Spotkanie udane, chociaż do tej pory jakoś tak mi trzeszczy na stykach z rzeczywistością. Ze szczegółów to chcę powiedzieć, że Sayuri godna jest własnego fanklubu - wyobraźcie sobie, że przywiozła mi puszkę filetów z makreli jednocześnie w oleju i w pomidorach!!!

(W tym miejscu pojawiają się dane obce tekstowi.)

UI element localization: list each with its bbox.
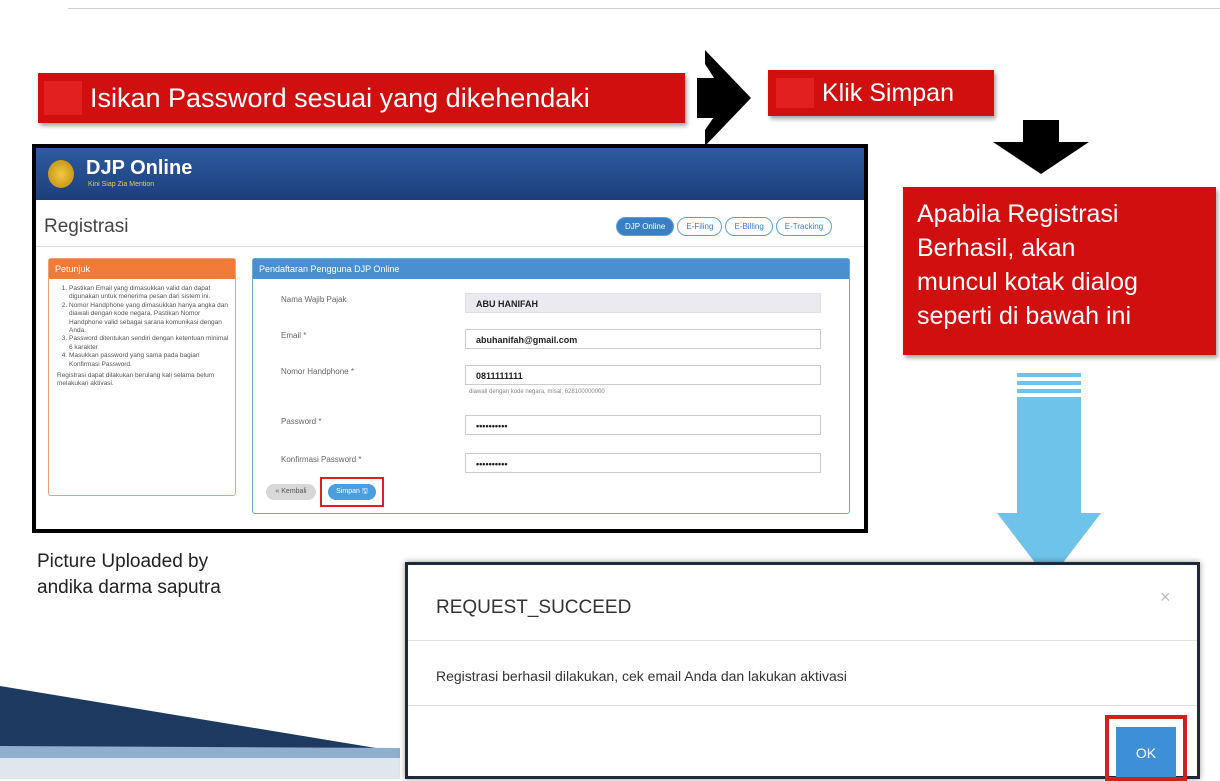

Trwało to nasze posiedzenie trochę i o wszystkim pisać nie sposób, ale ze śmiesznych szczegółów - wymyśliliśmy sobie taką zabawę, że wypisaliśmy na papierkach po pięć postaci, które prowadzimy, wymieszaliśmy to wszystko i potem nasz drogi idol mianowany na tę okoliczność tymczasową sierotką odczytywał, z kim tak naprawdę siedzimy przy stoliku. To było naprawdę doborowe towarzystwo, proszę państwa! Aż głupio było potem rękę umyć, skoro tyle znaczących osobistości ją uścisnęło.

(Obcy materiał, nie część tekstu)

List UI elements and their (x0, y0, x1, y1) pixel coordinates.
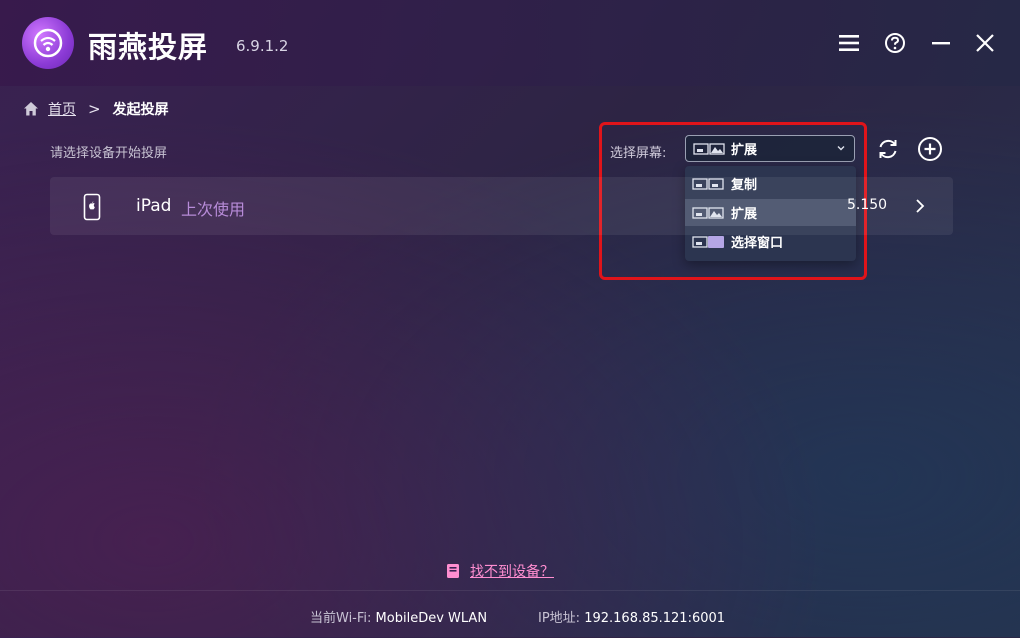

Z innych ciekawostek - po raz pierwszy Była okazja poznać na żywo osobę, z której postacią moja postać ostro się skonfliktowała. Ha! Chyba zacznę częściej doprowadzać w grze do takich sytuacji.
Chimaira, a czy już mniej więcej wiesz, w który weekend ma nastąpić ten deszcz meteorytów? Bo mnie by zależało, żeby mnie na przykład akurat wtedy nie wyniosło na majówkę na drugi koniec Polski.